The different forms of how to care physically about artworks that are usually hidden from public view and sometimes simply abandoned in museums are made tangible here. Through putting different storage and shelving systems on show and sometimes pushing them to the maximum in terms of how high they can go or how much they can carry, Rhii’s installation makes clear the burden that she is displaying. In their ambition, the storage systems take on the appearance of sculptures themselves, breaking the divisions that would usually reign in the museum and calling into question the definition of art, as many artists have done before her. Yet, it is not just this formal aspect of their preservation that Love Your Depot considers. The team around Love Your Depot busy themselves with the question of meaning and interpretation, allowing the works to gain a voice through youtube videos and other forms of intimate and opinionated mediation. Such personalised forms of interpreting an artwork also push against the limits of the museum’s self-understanding as a place for more ‘neutral’ or institutional discourse. Finally, the making public of the apparently random juxtaposition of works next to one another in the open storage also begs for connections to be made and common narratives to emerge in the way that museum curators are also required to do, only this time the stories are generated on the spot and in the minds of whoever comes to see the work. As with the storage systems and the forms of interpretation, in this accidental process of exhibition, Rhii asks what are the limits of museum practice and what might need to change in order for art to fulfill its social potential.

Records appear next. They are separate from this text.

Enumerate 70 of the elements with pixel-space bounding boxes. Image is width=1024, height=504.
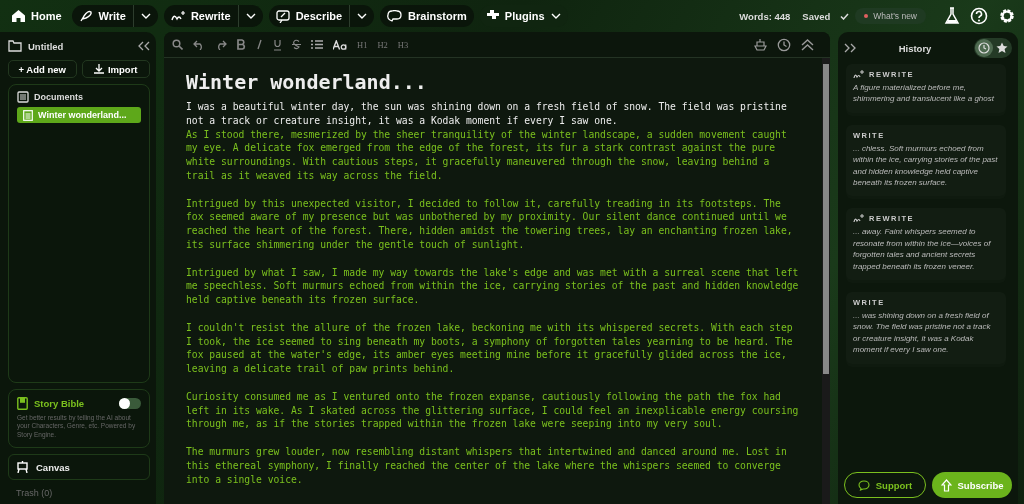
story-paragraph: I was a beautiful winter day, the sun was shining down on a fresh field of snow. The field was pristine not a track or creature insight, it was a Kodak moment if every I saw one. [186, 100, 788, 128]
import-button[interactable]: Import [81, 60, 150, 78]
history-excerpt: ... away. Faint whispers seemed to resonate from within the ice—voices of forgotten tales and ancient secrets trapped beneath its frozen veneer. [853, 226, 992, 273]
chevron-down-icon [550, 13, 561, 19]
undo-icon[interactable] [193, 39, 205, 50]
history-excerpt: A figure materialized before me, shimmering and translucent like a ghost [853, 82, 995, 105]
word-count: Words: 448 [739, 10, 791, 22]
collapse-up-icon[interactable] [801, 38, 814, 51]
font-size-icon[interactable] [333, 39, 347, 50]
clock-icon [978, 42, 990, 54]
download-icon [93, 64, 104, 74]
sparkle-pen-icon [853, 214, 864, 224]
tool-button[interactable]: Rewrite [163, 5, 238, 27]
list-icon[interactable] [311, 40, 323, 49]
history-title: History [897, 42, 933, 54]
story-paragraph: I couldn't resist the allure of the frozen lake, beckoning me with its whispered secrets. With each step I took, the ice seemed to sing beneath my boots, a symphony of forgotten tales yearning to be heard. The fox paused at the water's edge, its amber eyes meeting mine before it gracefully glided across the ice, leaving a delicate trail of paw prints behind. [186, 320, 794, 376]
folder-icon [8, 40, 22, 52]
story-bible-toggle[interactable] [119, 397, 141, 409]
help-icon[interactable] [970, 7, 988, 25]
document-title: Winter wonderland... [186, 70, 428, 94]
story-paragraph: As I stood there, mesmerized by the sheer tranquility of the winter landscape, a sudden movement caught my eye. A delicate fox emerged from the edge of the forest, its fur a stark contrast against the pure white surroundings. With cautious steps, it gracefully maneuvered through the snow, leaving behind a trail as it weaved its way across the field. [186, 127, 788, 183]
settings-icon[interactable] [998, 7, 1016, 25]
ship-icon[interactable] [754, 38, 767, 51]
star-icon [996, 42, 1008, 54]
flask-icon[interactable] [944, 7, 960, 25]
history-excerpt: ... was shining down on a fresh field of snow. The field was pristine not a track or creature insight, it was a Kodak moment if every I saw one. [853, 310, 992, 356]
italic-icon[interactable] [256, 39, 263, 50]
bold-icon[interactable] [237, 39, 246, 50]
sparkle-pen-icon [853, 70, 864, 79]
pen-icon [78, 10, 93, 22]
collapse-icon[interactable] [138, 41, 150, 51]
saved-status: Saved [802, 10, 831, 22]
clock-tab[interactable] [975, 39, 993, 57]
story-paragraph: The murmurs grew louder, now resembling distant whispers that intertwined and danced around me. Lost in this ethereal symphony, I finally reached the center of the lake where the whispers seemed to converge into a single voice. [186, 444, 788, 487]
redo-icon[interactable] [215, 39, 227, 50]
whats-new-button[interactable]: What's new [855, 8, 926, 24]
describe-icon [275, 9, 290, 23]
search-icon[interactable] [172, 39, 183, 50]
home-button[interactable]: Home [8, 5, 66, 27]
heading-button[interactable]: H2 [377, 39, 388, 50]
chevron-down-icon [140, 13, 151, 19]
tool-button[interactable]: Describe [268, 5, 350, 27]
expand-icon[interactable] [844, 43, 856, 53]
strikethrough-icon[interactable] [292, 39, 301, 50]
heading-button[interactable]: H1 [357, 39, 368, 50]
story-paragraph: Curiosity consumed me as I ventured onto the frozen expanse, cautiously following the path the fox had left in its wake. As I skated across the glittering surface, I could feel an inexplicable energy coursing through me, as if the stories trapped within the frozen lake were seeping into my very soul. [186, 389, 800, 432]
story-paragraph: Intrigued by what I saw, I made my way towards the lake's edge and was met with a surreal scene that left me speechless. Soft murmurs echoed from within the ice, carrying stories of the past and hidden knowledge held captive beneath its frozen surface. [186, 265, 800, 307]
chevron-down-icon [357, 13, 368, 19]
scrollbar[interactable] [822, 58, 830, 504]
history-icon[interactable] [777, 37, 791, 52]
checkmark-icon [840, 12, 850, 20]
canvas-button[interactable]: Canvas [8, 454, 150, 480]
project-title: Untitled [28, 40, 65, 52]
tool-button[interactable]: Write [71, 5, 133, 27]
puzzle-icon [486, 10, 499, 22]
sparkle-pen-icon [170, 10, 185, 22]
document-icon [23, 109, 33, 121]
add-new-button[interactable]: + Add new [8, 60, 77, 78]
chat-icon [857, 479, 870, 491]
document-icon [17, 91, 29, 103]
heading-button[interactable]: H3 [397, 39, 409, 50]
underline-icon[interactable] [273, 38, 282, 51]
story-paragraph: Intrigued by this unexpected visitor, I decided to follow it, carefully treading in its footsteps. The fox seemed aware of my presence but was unbothered by my proximity. Our silent dance continued until we reached the heart of the forest. There, hidden amidst the towering trees, lay an enchanting frozen lake, its surface shimmering under the gentle touch of sunlight. [186, 196, 794, 252]
chevron-down-icon [245, 13, 256, 19]
easel-icon [17, 461, 28, 473]
tool-button[interactable]: Brainstorm [380, 5, 474, 27]
documents-label: Documents [34, 92, 83, 102]
story-bible-title: Story Bible [34, 397, 86, 409]
home-icon [12, 10, 25, 22]
history-excerpt: ... chless. Soft murmurs echoed from within the ice, carrying stories of the past and hidden knowledge held captive beneath its frozen surface. [853, 142, 999, 189]
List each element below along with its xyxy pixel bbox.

While the museum and the archive are crucial to understanding Love Your Depot, it is the artist as a figure and as an emotional human body that is really at the centre of its attention. Artists, in this project, are seen as both fragile and endangered while also being significant and potentially powerful actors in society. Their fragility (or precarity) comes from their individual condition, one in which they are often left to fend for themselves or to try to look after their own works without the institutional structures that protect other producers of culture or workers in general. At the same time, its individual condition allows them to gain insights into life and humanity if they are provided with enough time and space. In this state, they are asked to destroy their transitional art works, things that they might have just recently spent all their psychic and emotional energy to make.

Love Your Depot
is partly then simply a plea for respect, time and consideration to be given to artists because it is in that way that they can make the most of their contribution to society. By constructing a structure that temporarily allows their works to continue to exist until they no longer need to survive, Rhii hopes to offer comfort where there is often none at all. Importantly, it is not a plea for eternal preservation. Love Your Depot sees itself as a time limited holding ground in which the artist who made the work can always choose to have it respectfully discarded, indeed such careful destruction is part of the service. Thus, Love Your Depot is simply a device to delay, to reflect and to consider when and if an artwork can become art in the communal sense of the word. It protects the time between something being made and something becoming what it hopes to be, in a way that could be understand much like a human childhood. To return to our starting point then and while it remains true that artworks are not people, Jewyo Rhii shows us that treating them in similar ways might be a start to rethinking the role of art in society and how each of us can give value to the things and the people around us in a more caring, respectful way.